A região de Alter do Chão, no Pará, ganhou destaque no noticiário em 2019 por conta dos incêndios que arrasaram mais de 1,2 mil hectares da floresta amazônica. O caso ganhou repercussão ainda maior nos meses seguintes, depois de a Polícia Civil paraense acusar brigadistas e ambientalistas de serem os responsáveis pelo fogo – mesmo com uma investigação paralela da Polícia Federal esclarecendo que a suspeita mais forte estava nas costas de grileiros e especuladores de terra.
Destruição em Alter do Chão
Passados três anos, a equipe da Amazônia Real averiguou o destino das áreas afetadas pelo fogo em Alter. Para surpresa de ninguém (exceto, talvez, dos investigadores civis do Pará), uma parte significativa foi loteada e está sendo comercializada no mercado imobiliário local. Parte dos lotes está localizada dentro da Área de Proteção Ambiental (APA) Alter do Chão – ou seja, são de propriedade da União e não poderiam ser ocupadas, muito menos comercializadas.
“Essa intensa comercialização de terras na região da Capadócia [principal área afetada pelo fogo em 2019] é escancarada e o governo estadual, municipal e federal dá legitimidade a esses sujeitos que se dizem proprietários dessas terras. O INCRA, se não está ciente, se ausenta de propósito para deixar tudo como está”, assinalou Leandro Pansonato Cazula, geógrafo e professor da Universidade Federal do Oeste do Pará (UFOPA).
Como em outras regiões da Amazônia, os grileiros tentam fraudar documentos de posse desses terrenos com a sua inscrição no Cadastro Ambiental Rural (CAR) para dar aparência de legalidade. Outro esquema utilizado para facilitar a ocupação e a comercialização dos lotes ilegais é entrar com pedido de dispensa de licenciamento ambiental nos órgãos municipais e estaduais após a derrubada da floresta.

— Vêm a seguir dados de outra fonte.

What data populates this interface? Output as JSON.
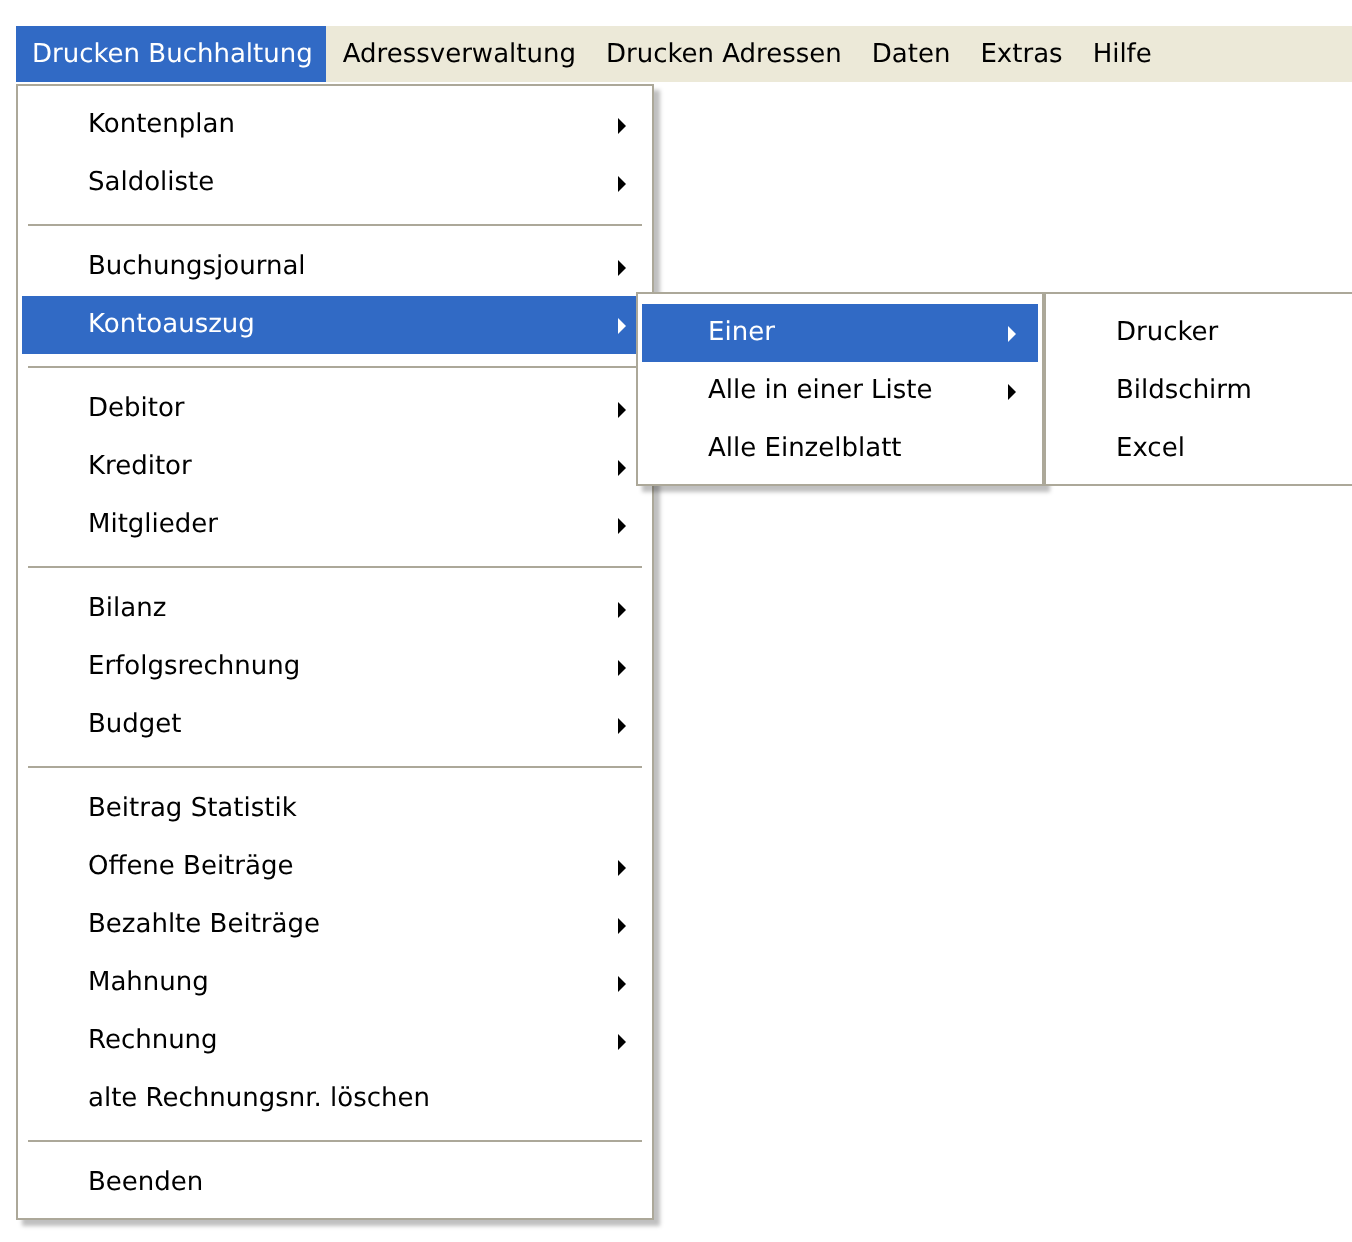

O caso de Alter do Chão é um reflexo da destruição ambiental generalizada observada em toda a Amazônia. O colapso da fiscalização, o enfraquecimento do IBAMA e do ICMBio e os incentivos implícitos e explícitos das autoridades em diferentes níveis tornam esse cenário mais complexo e devastador. “O desmatamento cresce a olhos vistos. É uma cupinização”, lamentou o cientista Gilberto Câmara, ex-presidente do INPE, a Daniela Chiaretti no Valor. “O conceito de arco do desmatamento está ficando para trás”.
Um vetor potencial para a interiorização do desmatamento na Amazônia é o projeto de reconstrução da BR-319, que liga Manaus (AM) e Porto Velho (RO), que recebeu licença prévia do IBAMA no final de julho, mesmo sem o governo federal consultar as comunidades locais e garantir condições para proteção ambiental.
Na Folha, João Gabriel abordou a contrariedade de organizações e lideranças indígenas que vivem e atuam no entorno da rodovia com a decisão do IBAMA, acusando-o de não cumprir a exigência legal de consulta prévia. “Não teve um estudo do componente indígena diretamente com meu Povo [Apurinã], apenas uma apresentação rápida na Terra Indígena São João e Tauamirim. Nós não nos sentimos [consultados]. Não houve consulta livre, prévia e informada”, relatou o cacique Zé Bajaga, coordenador-geral da Federação das Organizações e Comunidades Indígenas do Médio Purus.